Dr. Stone recounted the first time the two met at his clinic. During the examination, Dr. Stone had his patient remove a shoe so he could perform a reflex test on the sole of his foot. Once the test was completed, Dr. P. could not put his shoe back on because he thought his shoe was his foot and his foot his shoe.
A more surprising mistake occurred later when Dr. P. thought the examination was over and he started to look around for his hat. He “reached out his hand and took hold of his wife’s head, tried to lift it off, to put in on. He had apparently mistaken his wife for a hat!” And how did his wife respond? Oliver Sacks said, “His wife looked as if she was used to such things.”

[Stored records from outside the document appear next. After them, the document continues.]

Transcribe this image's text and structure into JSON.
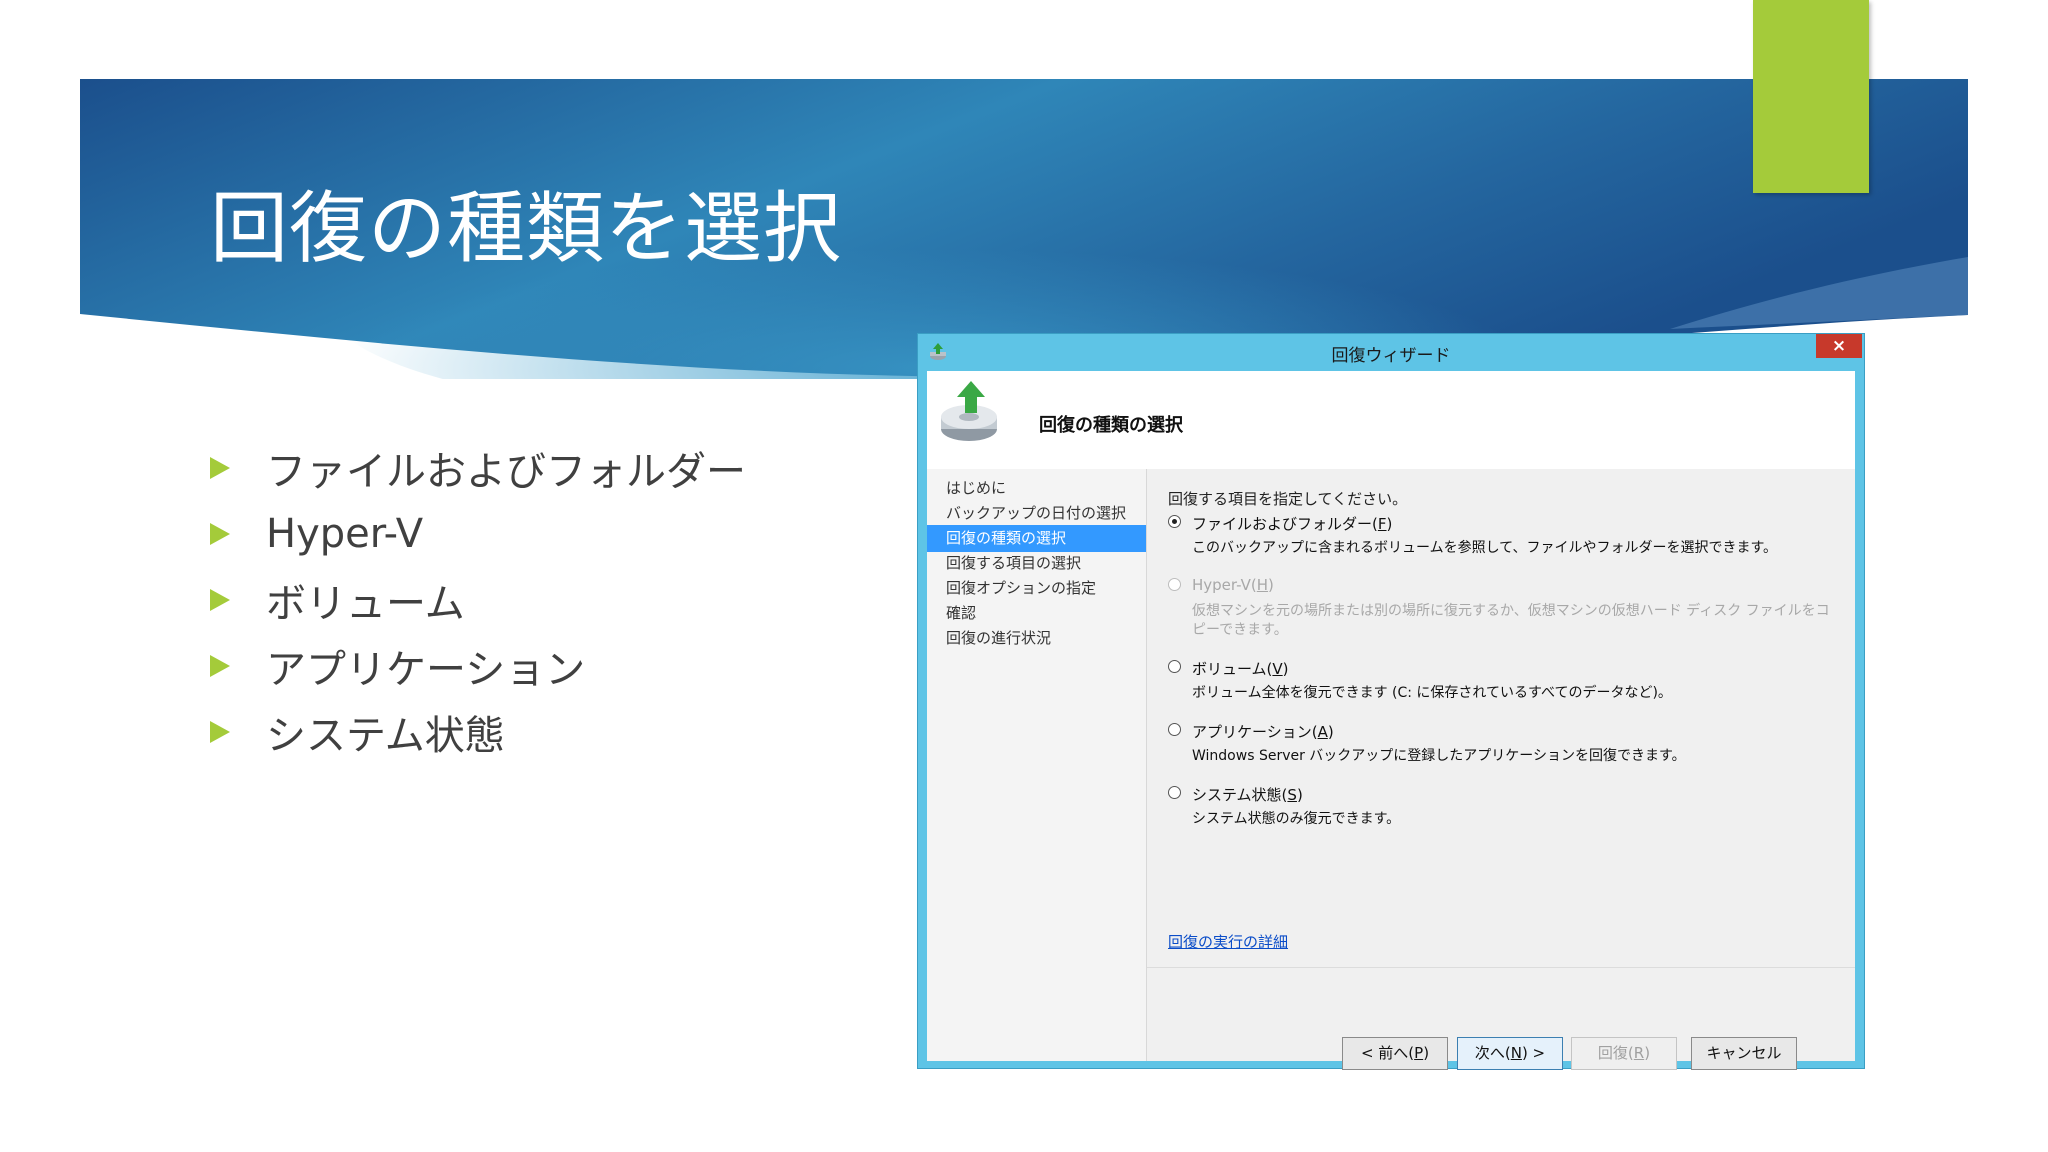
{
  "slide": {
    "title": "回復の種類を選択",
    "bullets": [
      "ファイルおよびフォルダー",
      "Hyper-V",
      "ボリューム",
      "アプリケーション",
      "システム状態"
    ]
  },
  "colors": {
    "banner_dark": "#1b4f8c",
    "banner_light": "#2f86b8",
    "accent_green": "#a4cb3a",
    "dialog_frame": "#5ec4e6",
    "close_red": "#c7392b",
    "nav_selected": "#3399ff",
    "link": "#0a4cc8"
  },
  "dialog": {
    "title": "回復ウィザード",
    "close_label": "×",
    "header_title": "回復の種類の選択",
    "nav": [
      "はじめに",
      "バックアップの日付の選択",
      "回復の種類の選択",
      "回復する項目の選択",
      "回復オプションの指定",
      "確認",
      "回復の進行状況"
    ],
    "selected_nav": "回復の種類の選択",
    "prompt": "回復する項目を指定してください。",
    "options": [
      {
        "label": "ファイルおよびフォルダー(",
        "key": "F",
        "suffix": ")",
        "desc": "このバックアップに含まれるボリュームを参照して、ファイルやフォルダーを選択できます。",
        "checked": true,
        "enabled": true
      },
      {
        "label": "Hyper-V(",
        "key": "H",
        "suffix": ")",
        "desc": "仮想マシンを元の場所または別の場所に復元するか、仮想マシンの仮想ハード ディスク ファイルをコピーできます。",
        "checked": false,
        "enabled": false
      },
      {
        "label": "ボリューム(",
        "key": "V",
        "suffix": ")",
        "desc": "ボリューム全体を復元できます (C: に保存されているすべてのデータなど)。",
        "checked": false,
        "enabled": true
      },
      {
        "label": "アプリケーション(",
        "key": "A",
        "suffix": ")",
        "desc": "Windows Server バックアップに登録したアプリケーションを回復できます。",
        "checked": false,
        "enabled": true
      },
      {
        "label": "システム状態(",
        "key": "S",
        "suffix": ")",
        "desc": "システム状態のみ復元できます。",
        "checked": false,
        "enabled": true
      }
    ],
    "details_link": "回復の実行の詳細",
    "buttons": {
      "back": {
        "pre": "< 前へ(",
        "key": "P",
        "post": ")"
      },
      "next": {
        "pre": "次へ(",
        "key": "N",
        "post": ") >"
      },
      "recover": {
        "pre": "回復(",
        "key": "R",
        "post": ")"
      },
      "cancel": "キャンセル"
    }
  }
}
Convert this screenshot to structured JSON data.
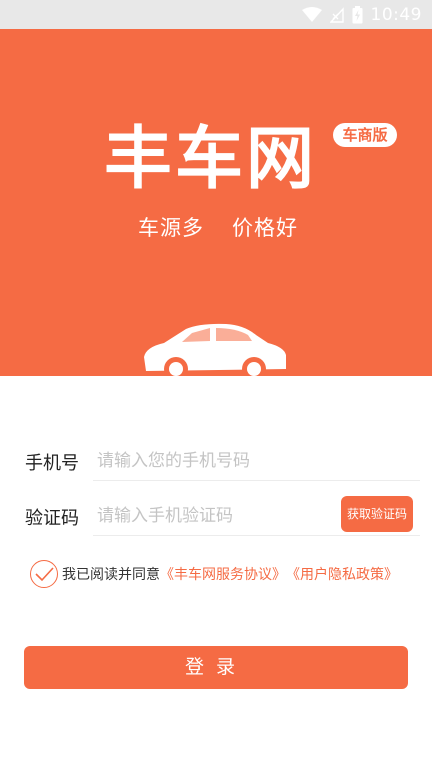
{
  "status_bar": {
    "time": "10:49",
    "icons": [
      "wifi-icon",
      "signal-off-icon",
      "battery-charging-icon"
    ]
  },
  "hero": {
    "brand": "丰车网",
    "badge": "车商版",
    "slogan_left": "车源多",
    "slogan_right": "价格好",
    "background_color": "#f56b44"
  },
  "form": {
    "phone_label": "手机号",
    "phone_placeholder": "请输入您的手机号码",
    "code_label": "验证码",
    "code_placeholder": "请输入手机验证码",
    "get_code_button": "获取验证码"
  },
  "agreement": {
    "checked": true,
    "text": "我已阅读并同意",
    "service_link": "《丰车网服务协议》",
    "privacy_link": "《用户隐私政策》"
  },
  "login_button": "登录",
  "accent_color": "#f56b44"
}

I’m not sure which is sadder–a man who thinks his wife is a hat or a wife accustomed to such treatment. Sometimes I think we men fail to see our wives as a masterpiece of God’s creation. While we may not treat them like a hat–we don’t treat them like fellow-heirs of the gracious gift of life (1 Peter 3:7). And tragically, they often become used to such treatment.
Sadly, Dr. Sacks found no cure for Dr. P.’s malady. Such is not the case for our marriages. Solomon said, “He who finds a wife finds what is good and receives favor from the LORD” (Proverbs 18:22). He must have realized this truth in a fresh way when he looked upon his bride and said, “How beautiful you are, my darling! How beautiful! (Song of Songs 1:15). Go out of your way every day this week to not only express love to your wife, but affirm her inner and outer beauty.